Natural resources minister looking into Owls Head Park sale | The Coast Halifax

Natural resources minister looking into Owls Head Park sale

NDP leader called for the sale to be immediately halted.

The sale of Owls Head Provincial Park has concerned many Nova Scotians.

New minister of renewable and natural resources Tory Rushton says he “needs to understand” how the sale of Owls Head Provincial Park happened before taking next steps.


“You’ve heard us speak at different times about Owls Head. We need to understand what was signed in the contract by the previous government,” said Rushton, the MLA for Cumberland South and newly sworn-in minister, following Thursday’s first meeting of the Nova Scotia’s new cabinet. He added he “hasn’t been fully briefed” on the file, and will need further meetings before saying more.


During the summer campaign the Progressive Conservatives pledged to pause the sale.

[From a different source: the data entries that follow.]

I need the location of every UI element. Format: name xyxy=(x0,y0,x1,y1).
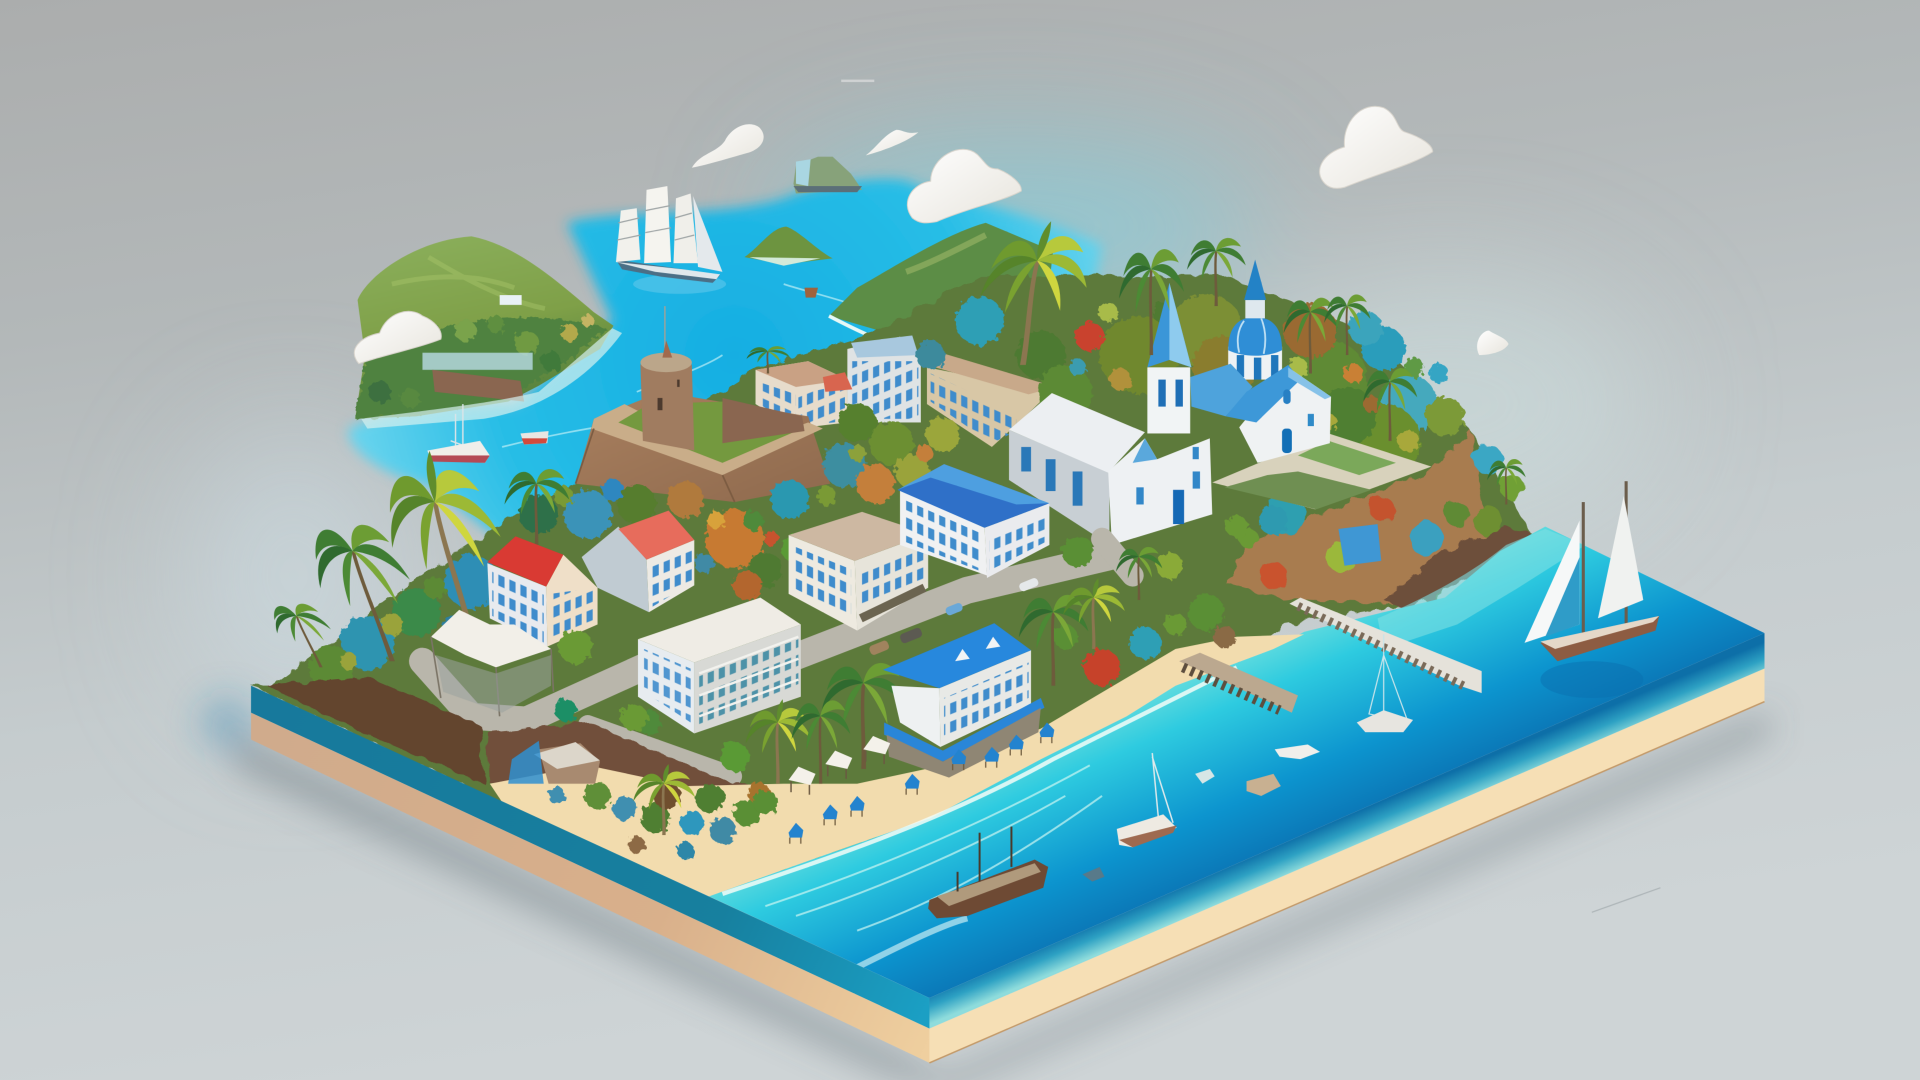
far island xyxy=(793,157,862,193)
red motor boat xyxy=(520,431,549,444)
small green islet xyxy=(744,227,833,266)
small cliff hut xyxy=(1338,524,1381,566)
drum xyxy=(1228,347,1282,380)
slab left side: water layer xyxy=(251,686,929,1029)
small moored boat xyxy=(804,288,818,298)
sailboat in left bay xyxy=(427,404,490,463)
upper sea foam at rocks xyxy=(1378,529,1586,649)
beach sand xyxy=(490,634,1304,931)
left brown cliff xyxy=(267,677,784,808)
slab right side: water layer xyxy=(929,633,1764,1029)
slab right side: sand layer xyxy=(929,669,1764,1063)
side blue roofs xyxy=(1190,364,1253,416)
sand bottom edge line xyxy=(929,702,1764,1063)
red-roof house xyxy=(487,536,598,647)
left green hill island xyxy=(355,236,622,429)
cars on road xyxy=(868,577,1039,656)
nave walls xyxy=(1009,430,1109,545)
cloud 5 xyxy=(354,311,441,364)
swimmer skiff xyxy=(1082,867,1104,882)
round tower xyxy=(640,306,694,451)
main land base xyxy=(251,276,1531,888)
moored catamaran xyxy=(1357,634,1413,732)
dome xyxy=(1228,317,1282,356)
sailing yacht xyxy=(1524,481,1659,698)
white beach tent xyxy=(431,610,553,716)
dinghy xyxy=(1195,769,1215,784)
slab left side: sand layer xyxy=(251,713,929,1063)
cloud 2 xyxy=(866,130,918,156)
right green hill xyxy=(829,223,1053,355)
right cliff xyxy=(1226,430,1538,610)
townhouse 2 xyxy=(847,337,921,422)
central foliage between fort and hotels xyxy=(309,403,987,689)
seaside blue-roof hotel xyxy=(883,623,1044,778)
cloud 3 xyxy=(907,149,1021,223)
cloud 4 xyxy=(1320,106,1433,188)
small bay boats xyxy=(427,288,818,463)
tall palm xyxy=(366,451,528,637)
white church with steeple xyxy=(1009,283,1212,545)
cloud 6 xyxy=(1477,331,1509,355)
slab cast shadow xyxy=(200,696,1769,1080)
right upper foliage xyxy=(916,294,1464,478)
long beige building xyxy=(927,367,1051,447)
back bay water xyxy=(348,179,1102,551)
wooden fishing boat xyxy=(857,827,1048,967)
white facade xyxy=(1239,367,1331,463)
speedboat xyxy=(1275,744,1320,759)
tiny illegible mark at top xyxy=(841,80,874,82)
water surface xyxy=(709,527,1764,998)
red accent roof xyxy=(823,372,852,392)
blue-dome church xyxy=(1190,260,1331,463)
stone fort xyxy=(576,306,830,502)
townhouse 1 xyxy=(756,361,847,429)
wooden piers xyxy=(1179,598,1482,713)
front foliage and palms xyxy=(555,221,1526,835)
roads xyxy=(422,539,1133,776)
steeple tower xyxy=(1147,367,1190,433)
small white boats xyxy=(1082,634,1413,882)
terrace of blue-dome church xyxy=(1212,433,1431,509)
beige hotel xyxy=(789,512,928,631)
front facade xyxy=(1108,438,1212,545)
coral-roof house xyxy=(582,511,694,612)
nave roof xyxy=(1009,393,1145,473)
beach hut xyxy=(508,741,600,784)
sailboat mid water xyxy=(1117,753,1177,847)
background buildings behind the fort xyxy=(756,336,1056,447)
beach umbrellas and cabanas xyxy=(789,722,1054,844)
white modern building xyxy=(638,598,801,733)
back palm xyxy=(504,469,569,545)
beachfront foliage field xyxy=(549,782,770,860)
clouds xyxy=(354,106,1509,364)
blue spire xyxy=(1147,283,1191,367)
small palm xyxy=(263,604,349,667)
sky glow xyxy=(184,141,1653,722)
left-hand palms xyxy=(263,346,790,667)
middle palm xyxy=(298,525,439,661)
hotel awning xyxy=(884,698,1044,762)
faint streak on ground xyxy=(1592,888,1660,912)
tender xyxy=(1247,774,1281,796)
lantern and spire xyxy=(1245,300,1265,318)
blue-roof hotel xyxy=(898,464,1049,578)
shore foliage xyxy=(555,506,1288,814)
three-masted sailing ship xyxy=(616,186,726,294)
fort-side palm xyxy=(746,346,790,373)
cloud 1 xyxy=(692,124,764,168)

NDP leader Gary Burrill says the new government should immediately cancel it.

click to enlarge Natural resources minister looking into Owls Head Park sale
Peter Copus
Owls Head Provincial Park.

“The government needs to send a signal in this moment of twin emergencies: biodiversity and climate change… conservation is not some peripheral matter or a sidebar,” Burrill said to reporters Thursday, following Rushton’s post-cabinet remarks.

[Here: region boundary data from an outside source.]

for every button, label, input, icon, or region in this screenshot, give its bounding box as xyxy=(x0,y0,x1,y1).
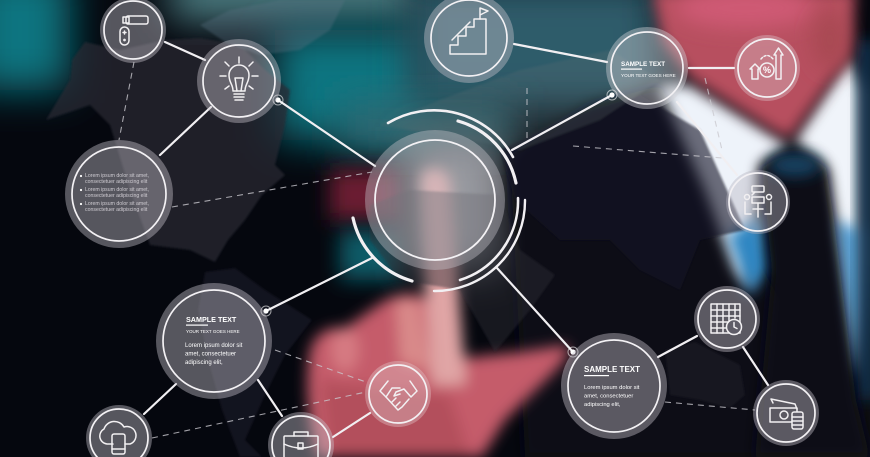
node: percent growth: % xyxy=(763,65,771,75)
node: meeting xyxy=(726,170,790,234)
node: percent growth xyxy=(734,35,800,101)
node: sample text right: Lorem ipsum dolor sit xyxy=(584,385,640,391)
node: calendar and clock xyxy=(694,286,760,352)
node: bullet list panel xyxy=(65,140,173,248)
node: sample text left: YOUR TEXT GOES HERE xyxy=(186,329,240,334)
shirt xyxy=(658,85,788,290)
hand xyxy=(307,168,568,457)
node: sample text right: adipiscing elit, xyxy=(584,402,621,408)
node: usb drive xyxy=(100,0,166,63)
node: sample text left xyxy=(156,283,272,399)
node: sample text right: amet, consectetuer xyxy=(584,394,633,400)
node: bullet list panel: consectetuer adipiscing elit xyxy=(85,193,148,199)
node: sample text top right: YOUR TEXT GOES HERE xyxy=(621,73,676,78)
node: stairs with flag xyxy=(424,0,514,83)
node: bullet list panel: Lorem ipsum dolor sit amet, xyxy=(85,173,149,179)
node: light bulb xyxy=(197,39,281,123)
central hub xyxy=(353,110,525,291)
node: bullet list panel: consectetuer adipiscing elit xyxy=(85,179,148,185)
connector dots xyxy=(261,90,617,357)
node: sample text right xyxy=(561,333,667,439)
face xyxy=(652,0,856,138)
node: sample text left: Lorem ipsum dolor sit xyxy=(185,343,243,349)
node: cloud and phone xyxy=(86,405,152,457)
dashed connector lines xyxy=(119,62,755,438)
node: sample text top right xyxy=(606,27,688,109)
tie xyxy=(755,155,870,457)
node: sample text top right: SAMPLE TEXT xyxy=(621,61,665,68)
suit xyxy=(510,85,870,457)
node: sample text left: SAMPLE TEXT xyxy=(186,315,237,324)
node: bullet list panel: Lorem ipsum dolor sit amet, xyxy=(85,201,149,207)
node: banknotes and coins xyxy=(753,380,819,446)
solid connector lines xyxy=(144,42,768,437)
node: sample text right: SAMPLE TEXT xyxy=(584,365,640,374)
node: sample text left: amet, consectetuer xyxy=(185,352,236,358)
node: bullet list panel: consectetuer adipiscing elit xyxy=(85,207,148,213)
node: briefcase xyxy=(268,412,334,457)
node: sample text left: adipiscing elit, xyxy=(185,360,223,366)
node: bullet list panel: Lorem ipsum dolor sit amet, xyxy=(85,187,149,193)
node: handshake xyxy=(365,361,431,427)
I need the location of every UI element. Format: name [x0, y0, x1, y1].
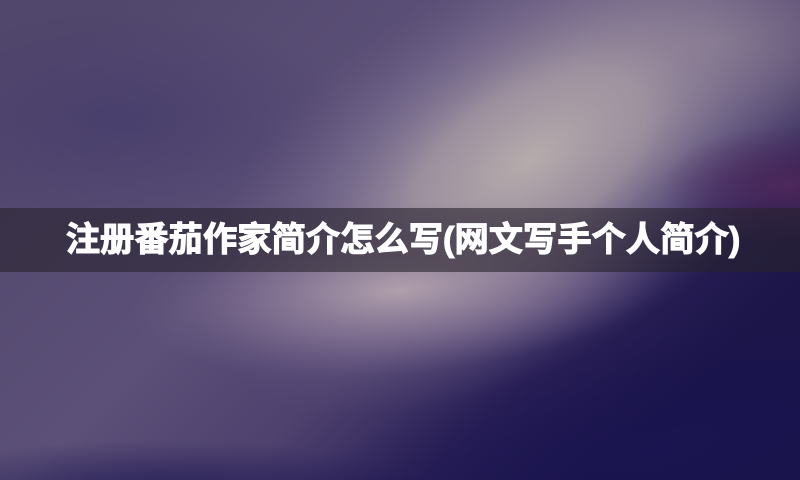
title: 注册番茄作家简介怎么写(网文写手个人简介): [66, 221, 740, 259]
title band: [0, 208, 800, 272]
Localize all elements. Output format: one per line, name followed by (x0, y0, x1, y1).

To Burrill, brand-new premier Tim Houston’s government “could signal a concern and interest for transparency and openness going forward by simply reversing the mistaken decision that the previous government made. I think that’s what the government ought to do.”

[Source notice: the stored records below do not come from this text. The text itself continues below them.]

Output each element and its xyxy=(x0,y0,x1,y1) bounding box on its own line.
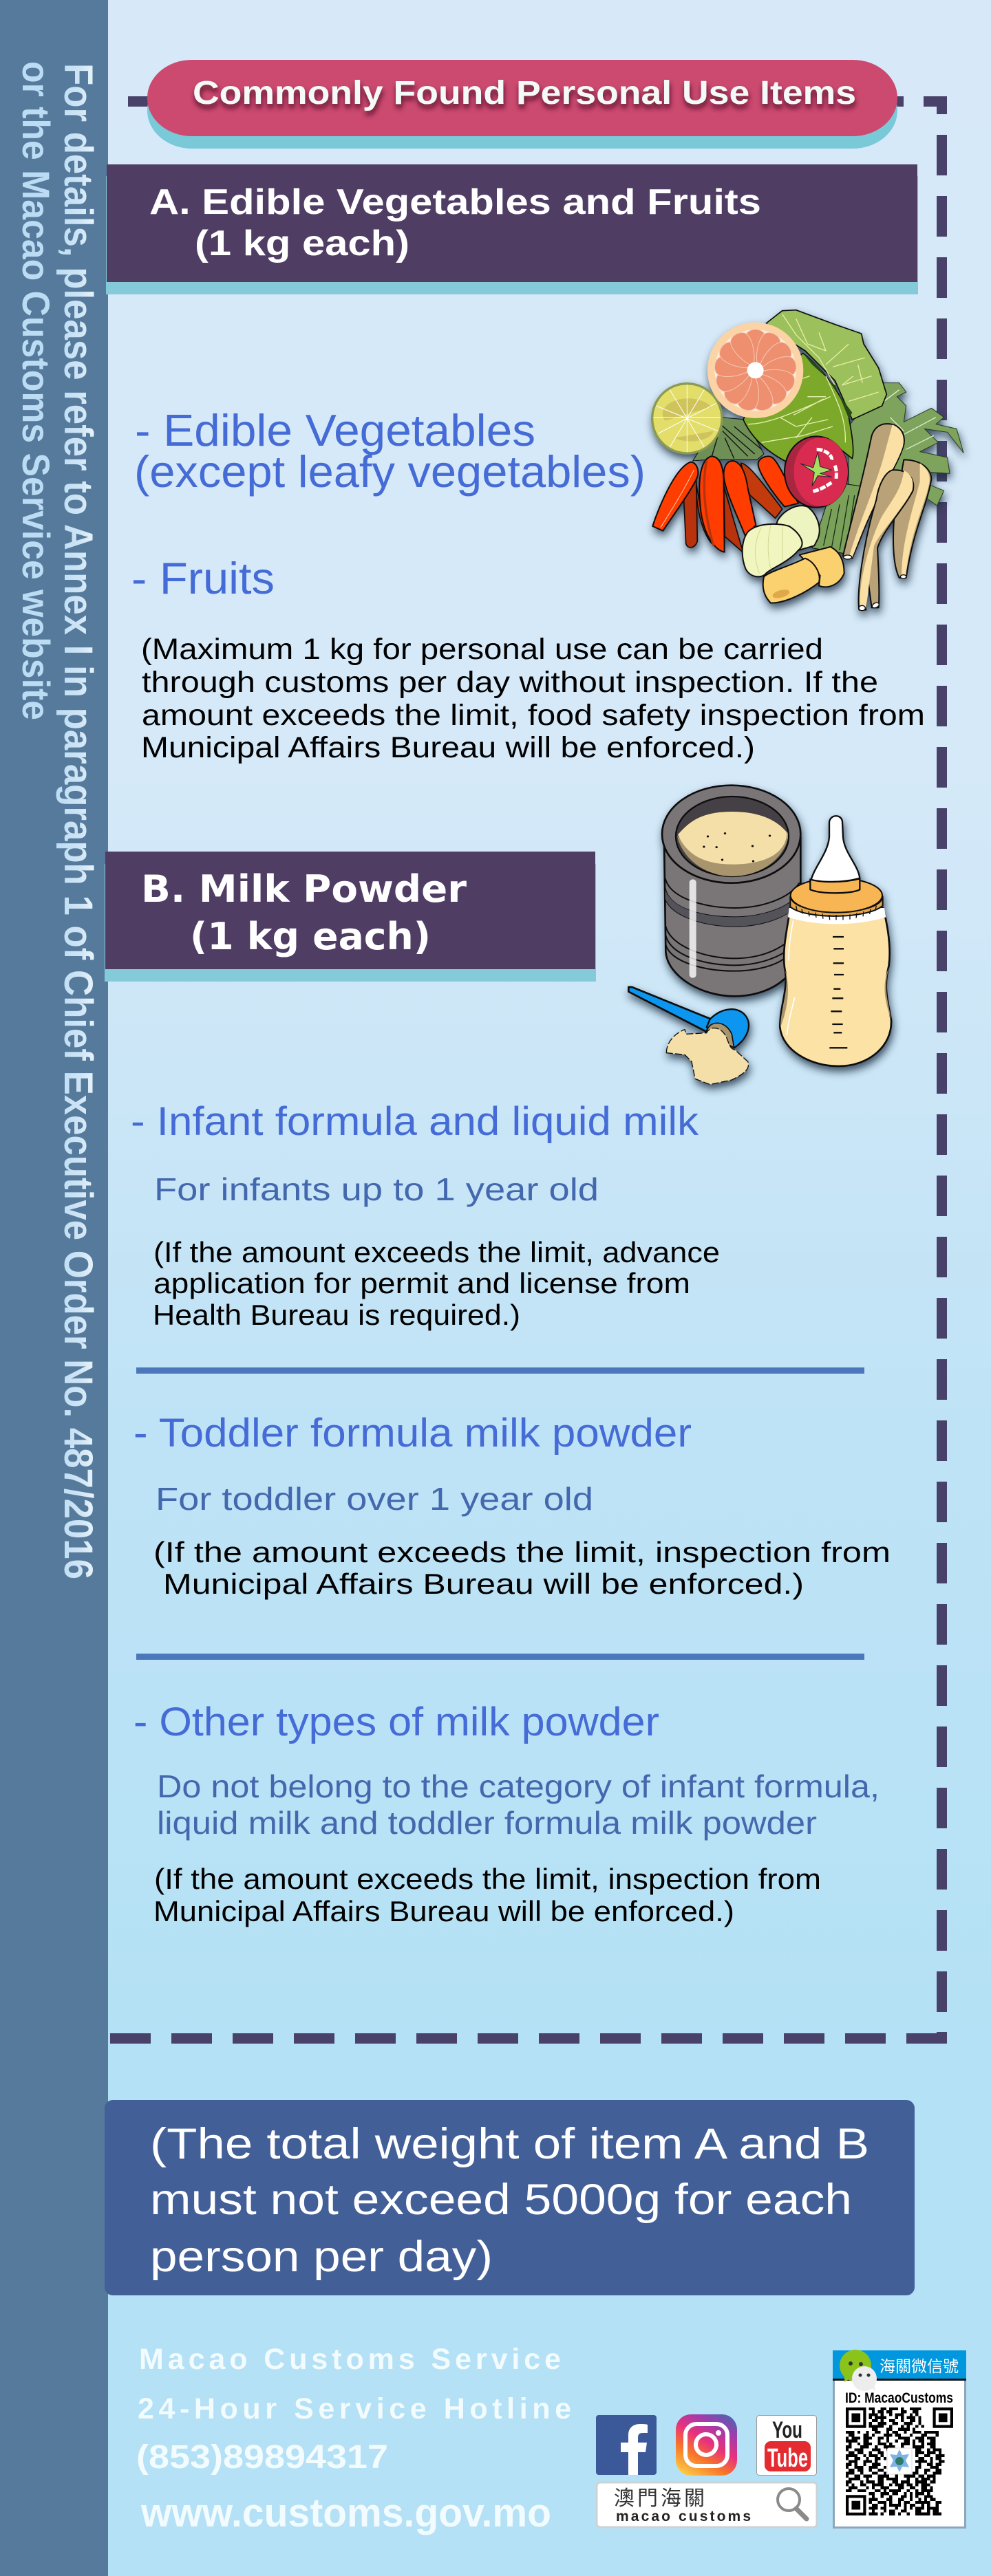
wechat QR card: 海關微信號 xyxy=(880,2353,959,2377)
item: toddler formula: - Toddler formula milk powder xyxy=(134,1411,692,1455)
item: infant formula: application for permit and license from xyxy=(153,1267,690,1299)
total weight callout: must not exceed 5000g for each xyxy=(150,2176,852,2224)
icon: youtube xyxy=(757,2416,816,2475)
icon: youtube: Tube xyxy=(767,2444,808,2473)
search box: macao customs: macao customs xyxy=(616,2509,751,2524)
section B header: (1 kg each) xyxy=(190,915,431,958)
search box: macao customs xyxy=(597,2481,817,2527)
item: infant formula: For infants up to 1 year old xyxy=(154,1171,599,1207)
item: infant formula: - Infant formula and liquid milk xyxy=(131,1099,699,1144)
section A item list: - Fruits xyxy=(131,553,275,603)
item: toddler formula: (If the amount exceeds the limit, inspection from xyxy=(153,1536,891,1568)
item: toddler formula xyxy=(134,1411,891,1600)
item: toddler formula: For toddler over 1 year old xyxy=(156,1481,593,1517)
contact details: Macao Customs Service xyxy=(139,2343,561,2376)
icon: facebook xyxy=(596,2415,657,2475)
section B header xyxy=(105,852,596,982)
section A item list xyxy=(131,405,646,603)
item: infant formula: (If the amount exceeds the limit, advance xyxy=(153,1236,720,1268)
item: other milk powder xyxy=(134,1700,880,1927)
item: other milk powder: Municipal Affairs Bureau will be enforced.) xyxy=(153,1895,734,1927)
section B header: B. Milk Powder xyxy=(141,867,467,911)
section A note: through customs per day without inspection. If the xyxy=(142,666,878,699)
item: other milk powder: - Other types of milk powder xyxy=(134,1700,659,1744)
section A note: amount exceeds the limit, food safety inspection from xyxy=(142,699,925,732)
sidebar note line 2: or the Macao Customs Service website xyxy=(14,61,58,720)
customs emblem xyxy=(887,2448,912,2474)
icon: youtube: You xyxy=(772,2417,802,2443)
section A note: Municipal Affairs Bureau will be enforced.) xyxy=(141,731,755,764)
item: infant formula: Health Bureau is required.) xyxy=(153,1299,520,1331)
total weight callout xyxy=(105,2100,915,2295)
icon: wechat bubbles xyxy=(840,2350,877,2391)
item: other milk powder: liquid milk and toddler formula milk powder xyxy=(157,1805,817,1841)
section A header: A. Edible Vegetables and Fruits xyxy=(149,182,761,222)
wechat QR card: ID: MacaoCustoms xyxy=(845,2390,953,2406)
title text: Commonly Found Personal Use Items xyxy=(193,75,856,111)
search box: macao customs: 澳門海關 xyxy=(614,2481,705,2511)
illustration: vegetables and fruits xyxy=(651,310,963,611)
item: other milk powder: Do not belong to the category of infant formula, xyxy=(157,1768,880,1804)
section A note xyxy=(141,633,925,764)
sidebar note line 1: For details, please refer to Annex I in paragraph 1 of Chief Executive Order No. 487/2016 xyxy=(56,63,100,1579)
contact details: (853)89894317 xyxy=(136,2439,388,2476)
illustration: milk powder can, bottle and scoop xyxy=(628,786,891,1085)
sidebar panel xyxy=(0,0,108,2576)
item: other milk powder: (If the amount exceeds the limit, inspection from xyxy=(154,1863,821,1895)
contact details: 24-Hour Service Hotline xyxy=(138,2392,571,2425)
section A item list: - Edible Vegetables xyxy=(135,405,535,455)
icon: instagram xyxy=(676,2414,737,2476)
dashed frame xyxy=(110,96,947,2044)
total weight callout: (The total weight of item A and B xyxy=(150,2120,869,2168)
section A header: (1 kg each) xyxy=(195,224,409,263)
contact details xyxy=(136,2343,571,2535)
QR code xyxy=(846,2407,953,2515)
wechat QR card xyxy=(833,2350,966,2529)
item: toddler formula: Municipal Affairs Bureau will be enforced.) xyxy=(163,1568,804,1600)
total weight callout: person per day) xyxy=(150,2233,493,2281)
section A note: (Maximum 1 kg for personal use can be carried xyxy=(141,633,823,666)
section A item list: (except leafy vegetables) xyxy=(134,446,646,497)
item: infant formula xyxy=(131,1099,720,1331)
section A header xyxy=(106,164,918,294)
contact details: www.customs.gov.mo xyxy=(140,2491,551,2535)
title pill xyxy=(147,60,897,149)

In 2019, a CBC investigation revealed that Owls Head—a nature preserve on the Eastern Shore—had been quietly removed from Nova Scotia’s Parks and Protected Areas Plan without scientific review or public consultation. This was part of a plan to sell the park to American developers in the name of creating up to three golf courses.


There’s anger regarding the secrecy surrounding the planned sale, and frustration because the land is environmentally significant: it’s home to a rare ecosystem and several endangered species, and was in the pipeline to receive legal protection.


The sale was vocally backed and supported by the lands and forestry minister at the time—Iain Rankin, who became premier before Houston and the PCs won the August election. It was under Rankin’s recommendation that the park be delisted from the Parks and Protected Areas Plan. Even after public scrutiny he stood his ground, arguing the land wasn’t as ecologically valuable as other areas the government planned to protect. Since then, a grassroots movement has increased public awareness and concern for Owls Head.